Dans le village, ces travaux créaient une certaine concurrence entre les citoyens ou chacun cherche à imiter le voisin ou à le dépasser dans les travaux bien faits. Ceux qui ne peuvent se permettre de mener les travaux par eux-mêmes comme les personnes âgées ou malades engagent des ouvriers pour le faire.
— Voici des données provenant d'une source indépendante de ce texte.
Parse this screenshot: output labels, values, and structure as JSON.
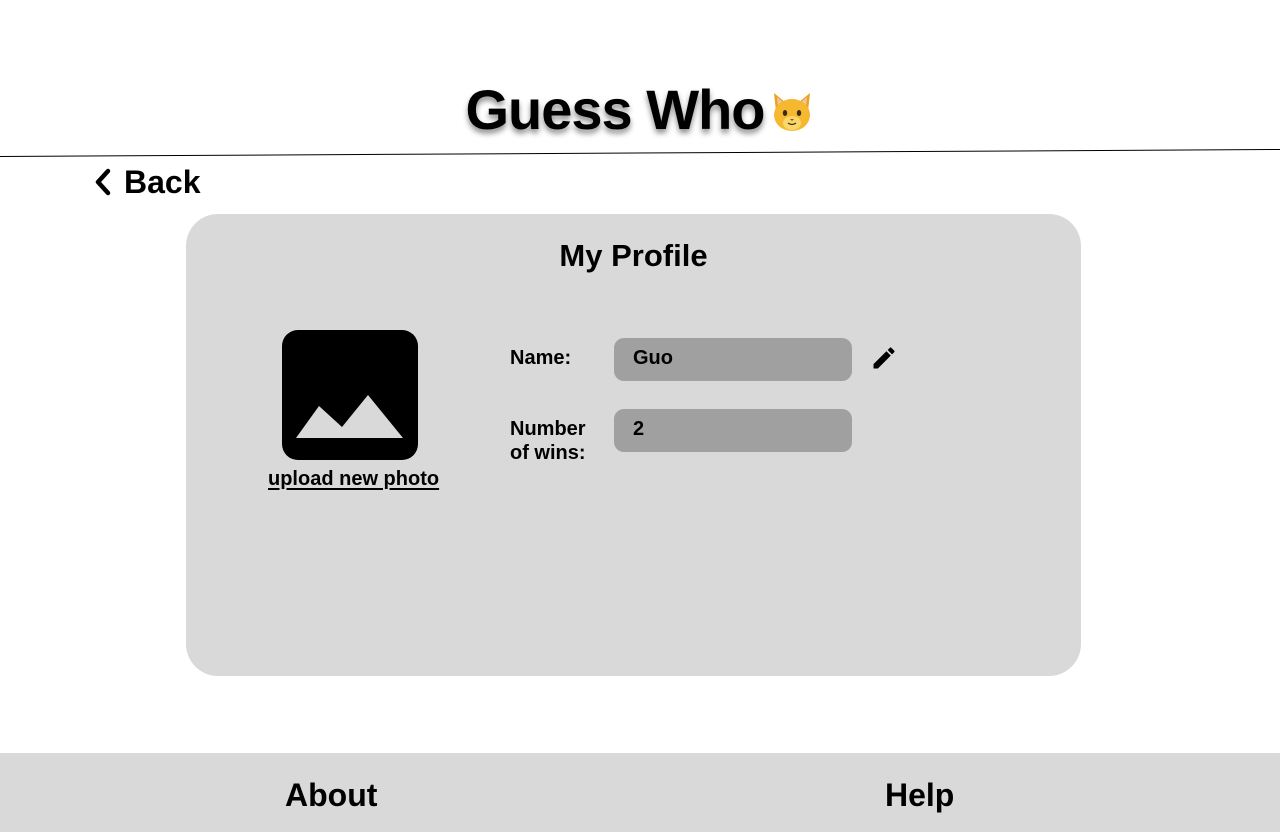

Le moins que l’on puisse dire que cette campagne qui s’annonce prometteuse ne fera que des heureux parmi les fellahs lesquels attendent impatiemment la date butoir pour son lancement. Il faut dire aussi qu’en matière d’huile d’olive, rares sont ceux qui ont encore de quoi terminer l’année avec les piètres productions des deux dernières années. Les huileries, concernées par cette campagne d’après les fellahs, ne sont pas en reste, leurs exploitations sont fin prêtes pour recevoir les productions. Les cours bien nettoyées, les équipements mis au point par des entretiens et des essais relatifs son terminés.
Les gérants n’attendent que le jour « J » pour mettre en branle les machines. Dans tout cela, les gens de la ville, notamment les consommateurs de ce précieux liquide prêtent toute ouïe à des spéculations qui vont bon train sur la baisse des prix de l’huile d’olive basant leurs analyses sur une surproduction qui casserait les prix.